Many companies are beginning to get into the business of enabling individuals to store and manage their health records on their web sites. Often, these companies are not HIPAA-covered entities. Are there any other privacy laws that they need to consider as they enter this market?
Until recently, there was no privacy law that specifically applied to a personal health record service provider that is not covered by HIPAA. But there is a lot of focus on the part of legislative and regulatory bodies on the lack of a specific law that covers this emerging industry.

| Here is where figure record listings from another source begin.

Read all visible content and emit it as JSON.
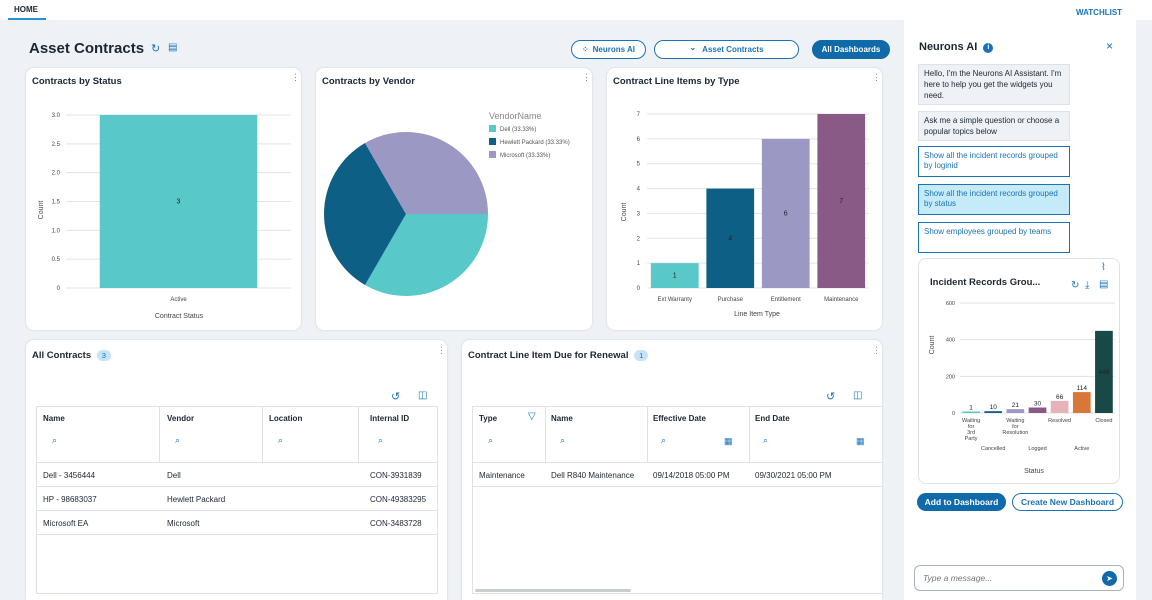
{
  "nav": {
    "home": "HOME",
    "watchlist": "WATCHLIST"
  },
  "header": {
    "title": "Asset Contracts",
    "neurons_button": "Neurons AI",
    "asset_contracts_dropdown": "Asset Contracts",
    "all_dashboards": "All Dashboards",
    "dropdown_glyph": "⌄",
    "neurons_glyph": "⁘"
  },
  "icons": {
    "refresh": "↻",
    "layout": "▤",
    "more": "⋮",
    "search": "⌕",
    "undo": "↺",
    "columns": "◫",
    "calendar": "▦",
    "filter": "▽",
    "close": "×",
    "info": "i",
    "line_chart": "⌇",
    "download": "⤓",
    "table": "▤",
    "send": "➤"
  },
  "contracts_by_status": {
    "title": "Contracts by Status",
    "chart_data": {
      "type": "bar",
      "categories": [
        "Active"
      ],
      "values": [
        3
      ],
      "color": "#58c8c8",
      "xlabel": "Contract Status",
      "ylabel": "Count",
      "ylim": [
        0,
        3
      ],
      "yticks": [
        "3.0",
        "2.5",
        "2.0",
        "1.5",
        "1.0",
        "0.5",
        "0"
      ]
    }
  },
  "contracts_by_vendor": {
    "title": "Contracts by Vendor",
    "chart_data": {
      "type": "pie",
      "legend_title": "VendorName",
      "slices": [
        {
          "label": "Dell (33.33%)",
          "value": 33.33,
          "color": "#58c8c8"
        },
        {
          "label": "Hewlett Packard (33.33%)",
          "value": 33.33,
          "color": "#0e5f85"
        },
        {
          "label": "Microsoft (33.33%)",
          "value": 33.33,
          "color": "#9b99c3"
        }
      ]
    }
  },
  "line_items_by_type": {
    "title": "Contract Line Items by Type",
    "chart_data": {
      "type": "bar",
      "categories": [
        "Ext Warranty",
        "Purchase",
        "Entitlement",
        "Maintenance"
      ],
      "values": [
        1,
        4,
        6,
        7
      ],
      "colors": [
        "#58c8c8",
        "#0e5f85",
        "#9b99c3",
        "#8a5a86"
      ],
      "xlabel": "Line Item Type",
      "ylabel": "Count",
      "ylim": [
        0,
        7
      ],
      "yticks": [
        "7",
        "6",
        "5",
        "4",
        "3",
        "2",
        "1",
        "0"
      ]
    }
  },
  "all_contracts": {
    "title": "All Contracts",
    "count": "3",
    "columns": [
      "Name",
      "Vendor",
      "Location",
      "Internal ID"
    ],
    "rows": [
      {
        "name": "Dell - 3456444",
        "vendor": "Dell",
        "location": "",
        "id": "CON-3931839"
      },
      {
        "name": "HP - 98683037",
        "vendor": "Hewlett Packard",
        "location": "",
        "id": "CON-49383295"
      },
      {
        "name": "Microsoft EA",
        "vendor": "Microsoft",
        "location": "",
        "id": "CON-3483728"
      }
    ]
  },
  "renewal": {
    "title": "Contract Line Item Due for Renewal",
    "count": "1",
    "columns": [
      "Type",
      "Name",
      "Effective Date",
      "End Date"
    ],
    "rows": [
      {
        "type": "Maintenance",
        "name": "Dell R840 Maintenance",
        "effective": "09/14/2018 05:00 PM",
        "end": "09/30/2021 05:00 PM"
      }
    ]
  },
  "neurons": {
    "title": "Neurons AI",
    "greeting": "Hello, I'm the Neurons AI Assistant. I'm here to help you get the widgets you need.",
    "prompt": "Ask me a simple question or choose a popular topics below",
    "suggestions": [
      "Show all the incident records grouped by loginid",
      "Show all the incident records grouped by status",
      "Show employees grouped by teams"
    ],
    "widget_title": "Incident Records Grou...",
    "chart_data": {
      "type": "bar",
      "categories": [
        "Waiting for 3rd Party",
        "Cancelled",
        "Waiting for Resolution",
        "Logged",
        "Resolved",
        "Active",
        "Closed"
      ],
      "values": [
        1,
        10,
        21,
        30,
        66,
        114,
        448
      ],
      "colors": [
        "#58c8c8",
        "#0e5f85",
        "#9b99c3",
        "#8a5a86",
        "#e6b3b8",
        "#d9773a",
        "#174a46"
      ],
      "xlabel": "Status",
      "ylabel": "Count",
      "ylim": [
        0,
        600
      ],
      "yticks": [
        "600",
        "400",
        "200",
        "0"
      ],
      "tick_top": [
        "Waiting\nfor\n3rd\nParty",
        "Waiting\nfor\nResolution",
        "Resolved",
        "Closed"
      ],
      "tick_bottom": [
        "Cancelled",
        "Logged",
        "Active"
      ]
    },
    "add_to_dashboard": "Add to Dashboard",
    "create_new_dashboard": "Create New Dashboard",
    "input_placeholder": "Type a message..."
  }
}
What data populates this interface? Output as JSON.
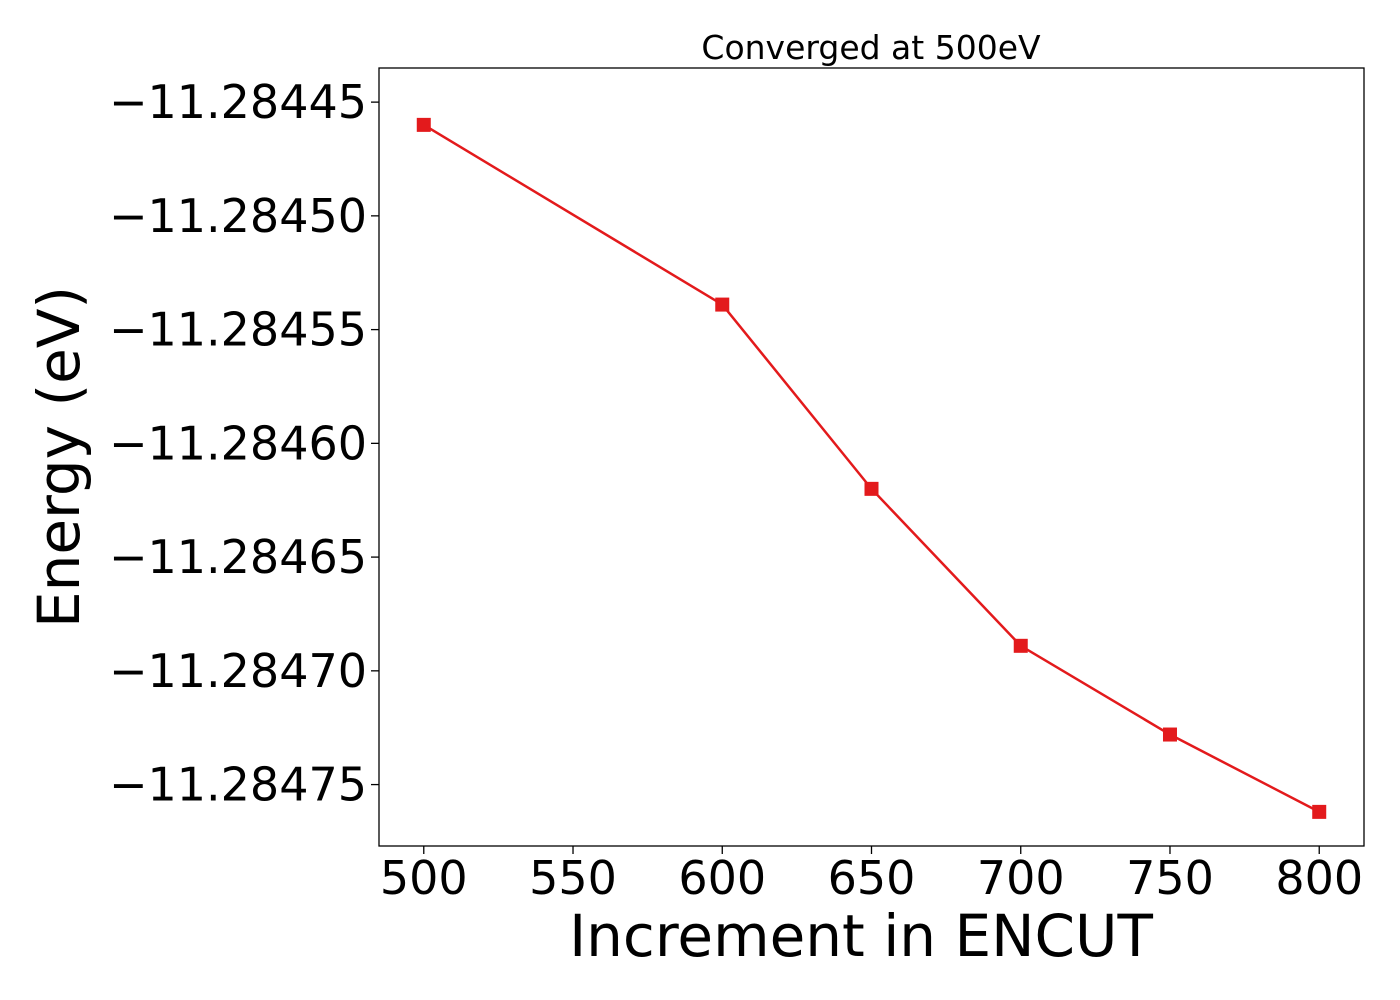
{
  "chart_data": {
    "type": "line",
    "title": "Converged at 500eV",
    "xlabel": "Increment in ENCUT",
    "ylabel": "Energy (eV)",
    "xlim": [
      485,
      815
    ],
    "ylim": [
      -11.284777,
      -11.284435
    ],
    "xticks": [
      500,
      550,
      600,
      650,
      700,
      750,
      800
    ],
    "xtick_labels": [
      "500",
      "550",
      "600",
      "650",
      "700",
      "750",
      "800"
    ],
    "yticks": [
      -11.28445,
      -11.2845,
      -11.28455,
      -11.2846,
      -11.28465,
      -11.2847,
      -11.28475
    ],
    "ytick_labels": [
      "−11.28445",
      "−11.28450",
      "−11.28455",
      "−11.28460",
      "−11.28465",
      "−11.28470",
      "−11.28475"
    ],
    "grid": false,
    "series": [
      {
        "color": "#e31a1c",
        "marker": "square",
        "x": [
          500,
          600,
          650,
          700,
          750,
          800
        ],
        "y": [
          -11.28446,
          -11.284539,
          -11.28462,
          -11.284689,
          -11.284728,
          -11.284762
        ]
      }
    ]
  }
}
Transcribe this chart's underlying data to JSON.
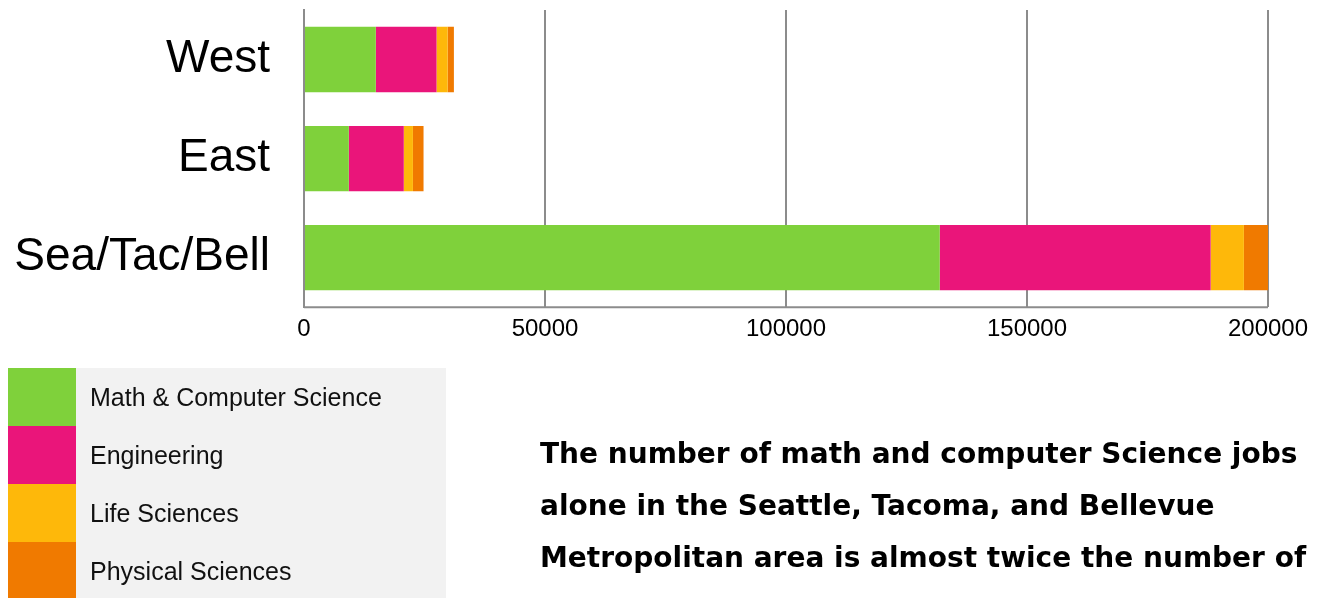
{
  "chart_data": {
    "type": "bar",
    "orientation": "horizontal",
    "stacked": true,
    "categories": [
      "West",
      "East",
      "Sea/Tac/Bell"
    ],
    "series": [
      {
        "name": "Math & Computer Science",
        "color": "#7fd13b",
        "values": [
          14900,
          9300,
          131900
        ]
      },
      {
        "name": "Engineering",
        "color": "#ea157a",
        "values": [
          12600,
          11400,
          56200
        ]
      },
      {
        "name": "Life Sciences",
        "color": "#feb80a",
        "values": [
          2300,
          1900,
          6900
        ]
      },
      {
        "name": "Physical Sciences",
        "color": "#f07a00",
        "values": [
          1300,
          2200,
          5000
        ]
      }
    ],
    "xlim": [
      0,
      200000
    ],
    "xticks": [
      0,
      50000,
      100000,
      150000,
      200000
    ],
    "grid": "x",
    "legend": "bottom left",
    "annotations": [
      "The number of math and computer Science jobs alone in the Seattle, Tacoma, and Bellevue Metropolitan area is almost twice the number of"
    ]
  }
}
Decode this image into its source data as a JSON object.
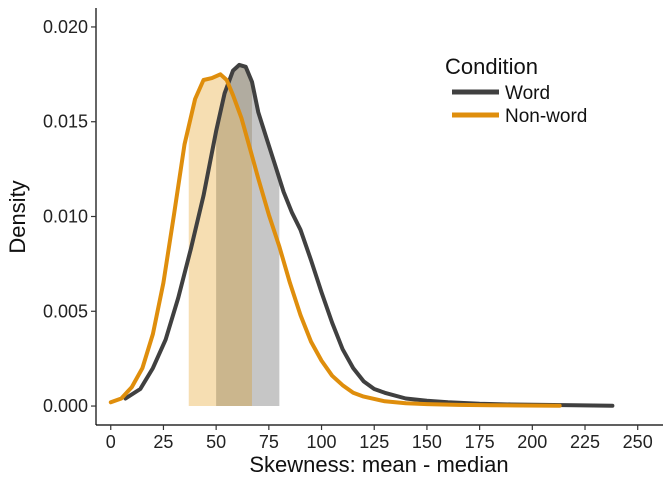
{
  "chart_data": {
    "type": "line",
    "title": "",
    "xlabel": "Skewness: mean - median",
    "ylabel": "Density",
    "xlim": [
      -7,
      262
    ],
    "ylim": [
      -0.001,
      0.021
    ],
    "x_ticks": [
      0,
      25,
      50,
      75,
      100,
      125,
      150,
      175,
      200,
      225,
      250
    ],
    "y_ticks": [
      0,
      0.005,
      0.01,
      0.015,
      0.02
    ],
    "y_tick_labels": [
      "0.000",
      "0.005",
      "0.010",
      "0.015",
      "0.020"
    ],
    "grid": false,
    "legend": {
      "title": "Condition",
      "position": "top-right"
    },
    "series": [
      {
        "name": "Word",
        "color": "#404040",
        "fill_color": "#a8a8a8",
        "interval_outer": [
          50,
          80
        ],
        "interval_inner": [
          50,
          67
        ],
        "x": [
          7,
          14,
          20,
          26,
          32,
          38,
          44,
          50,
          54,
          58,
          61,
          64,
          67,
          70,
          74,
          78,
          82,
          86,
          90,
          95,
          100,
          105,
          110,
          115,
          120,
          125,
          130,
          140,
          150,
          160,
          175,
          190,
          205,
          220,
          238
        ],
        "y": [
          0.0004,
          0.0009,
          0.002,
          0.0035,
          0.0057,
          0.0083,
          0.0111,
          0.0145,
          0.0165,
          0.0177,
          0.018,
          0.0179,
          0.0171,
          0.0155,
          0.0141,
          0.0127,
          0.0113,
          0.0102,
          0.0093,
          0.0077,
          0.006,
          0.0044,
          0.003,
          0.002,
          0.0013,
          0.0009,
          0.0007,
          0.0004,
          0.00028,
          0.0002,
          0.00012,
          8e-05,
          6e-05,
          4e-05,
          2e-05
        ]
      },
      {
        "name": "Non-word",
        "color": "#df8e0c",
        "fill_color": "#f5d8a4",
        "interval_outer": [
          37,
          67
        ],
        "interval_inner": [
          37,
          50
        ],
        "x": [
          0,
          5,
          10,
          15,
          20,
          25,
          30,
          35,
          40,
          44,
          48,
          52,
          55,
          58,
          62,
          66,
          70,
          75,
          80,
          85,
          90,
          95,
          100,
          105,
          110,
          115,
          120,
          130,
          140,
          150,
          165,
          180,
          195,
          213
        ],
        "y": [
          0.0002,
          0.0004,
          0.001,
          0.002,
          0.0038,
          0.0065,
          0.0101,
          0.0138,
          0.0162,
          0.0172,
          0.0173,
          0.0175,
          0.0172,
          0.0164,
          0.0152,
          0.0136,
          0.012,
          0.0101,
          0.0084,
          0.0065,
          0.0048,
          0.0034,
          0.0024,
          0.0016,
          0.0011,
          0.0007,
          0.0005,
          0.00025,
          0.00015,
          0.0001,
          6e-05,
          4e-05,
          3e-05,
          2e-05
        ]
      }
    ]
  }
}
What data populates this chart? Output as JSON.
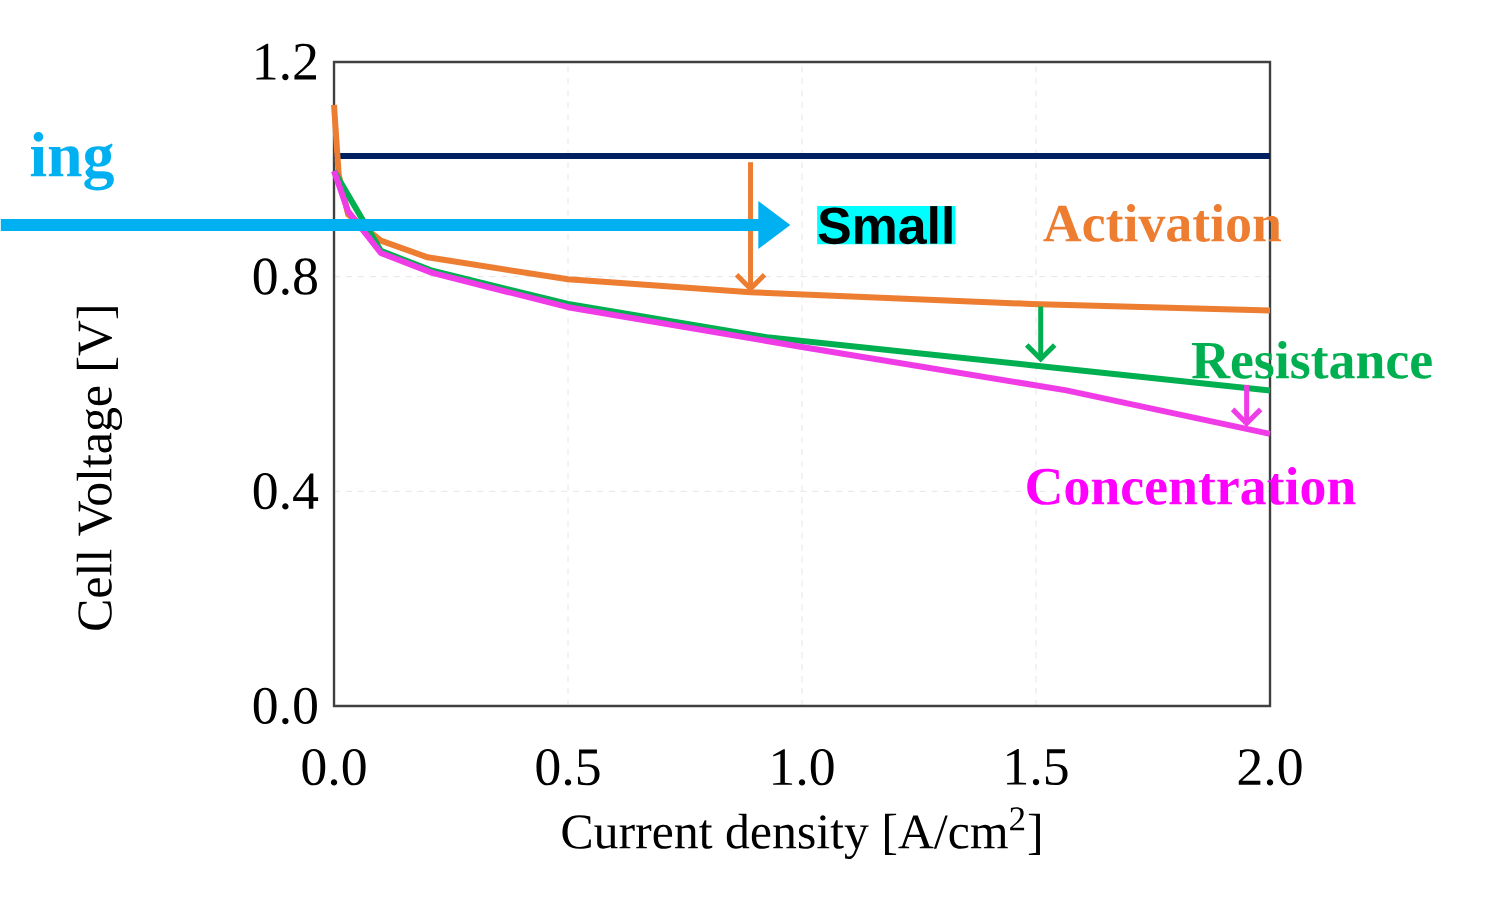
{
  "chart_data": {
    "type": "line",
    "xlabel": "Current density [A/cm$^{2}$]",
    "ylabel": "Cell Voltage [V]",
    "xlim": [
      0,
      2
    ],
    "ylim": [
      0,
      1.2
    ],
    "xticks": [
      {
        "value": 0,
        "label": "0.0"
      },
      0.5,
      {
        "value": 1,
        "label": "1.0"
      },
      1.5,
      {
        "value": 2,
        "label": "2.0"
      }
    ],
    "yticks": [
      {
        "value": 0,
        "label": "0.0"
      },
      0.4,
      0.8,
      1.2
    ],
    "grid": true,
    "marker": "none",
    "ref_lines": [
      {
        "axis": "y",
        "value": 1.025,
        "color": "#002060"
      }
    ],
    "series": [
      {
        "color": "#ed7d31",
        "x": [
          0,
          0.01,
          0.03,
          0.1,
          0.2,
          0.5,
          0.89,
          1.49,
          2.0
        ],
        "values": [
          1.12,
          0.99,
          0.916,
          0.867,
          0.836,
          0.795,
          0.771,
          0.749,
          0.737
        ]
      },
      {
        "color": "#00b050",
        "x": [
          0,
          0.1,
          0.21,
          0.5,
          0.925,
          1.49,
          2.0
        ],
        "values": [
          0.997,
          0.848,
          0.811,
          0.749,
          0.687,
          0.635,
          0.588
        ]
      },
      {
        "color": "#f03ce6",
        "x": [
          0,
          0.03,
          0.1,
          0.21,
          0.5,
          1.0,
          1.565,
          2.0
        ],
        "values": [
          0.997,
          0.922,
          0.844,
          0.807,
          0.743,
          0.669,
          0.588,
          0.507
        ]
      }
    ],
    "annotations": [
      "ing",
      "Small",
      "Activation",
      {
        "text": "Resistance",
        "x": 1.51,
        "y": 0.64
      },
      {
        "text": "Concentration",
        "x": 1.95,
        "y": 0.52
      }
    ]
  }
}
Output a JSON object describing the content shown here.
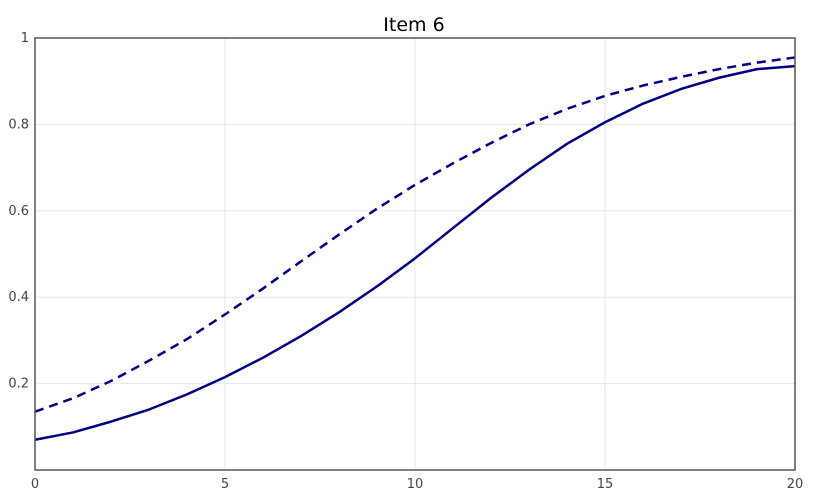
{
  "chart_data": {
    "type": "line",
    "title": "Item  6",
    "xlabel": "",
    "ylabel": "",
    "xlim": [
      0,
      20
    ],
    "ylim": [
      0.0,
      1.0
    ],
    "grid": true,
    "x_ticks": [
      0,
      5,
      10,
      15,
      20
    ],
    "y_ticks": [
      0.2,
      0.4,
      0.6,
      0.8,
      1
    ],
    "x_tick_labels": [
      "0",
      "5",
      "10",
      "15",
      "20"
    ],
    "y_tick_labels": [
      "0.2",
      "0.4",
      "0.6",
      "0.8",
      "1"
    ],
    "x": [
      0,
      1,
      2,
      3,
      4,
      5,
      6,
      7,
      8,
      9,
      10,
      11,
      12,
      13,
      14,
      15,
      16,
      17,
      18,
      19,
      20
    ],
    "series": [
      {
        "style": "dashed",
        "color": "#000080",
        "values": [
          0.135,
          0.166,
          0.206,
          0.253,
          0.303,
          0.36,
          0.42,
          0.483,
          0.545,
          0.605,
          0.66,
          0.71,
          0.757,
          0.8,
          0.836,
          0.866,
          0.89,
          0.91,
          0.928,
          0.943,
          0.955
        ]
      },
      {
        "style": "solid",
        "color": "#000080",
        "values": [
          0.07,
          0.087,
          0.112,
          0.14,
          0.175,
          0.215,
          0.26,
          0.31,
          0.365,
          0.425,
          0.49,
          0.56,
          0.63,
          0.695,
          0.755,
          0.805,
          0.848,
          0.882,
          0.908,
          0.928,
          0.935
        ]
      }
    ]
  }
}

In fact, California just amended its Confidentiality of Medical Information Act (CMIA) to expand its scope to cover the personal health records industry. (Civil Code 56.05 – 56.37)
California’s CMIA, among other things, requires that companies allow individuals to access their medical information and obtain patient consent before disclosing medical information to third parties. CMIA also requires that medical information not be used for purposes beyond health care services without patient consent.
Any company that collects medical information from individuals should check to see if CMIA applies to its practices and, if so, ensure that it is complying with CMIA. In particular, it should obtain all the patient approvals that are necessary for the company to use the medical information it collects as intended. Companies that are not covered by CMIA should nonetheless consult generally-applicable state privacy laws, some of which specifically cover medical information and apply to companies who are otherwise unregulated by industry-specific laws (e.g., California’s Civil Code 1798.91, requiring consumer notification when collecting medical information that will be used for direct marketing purposes).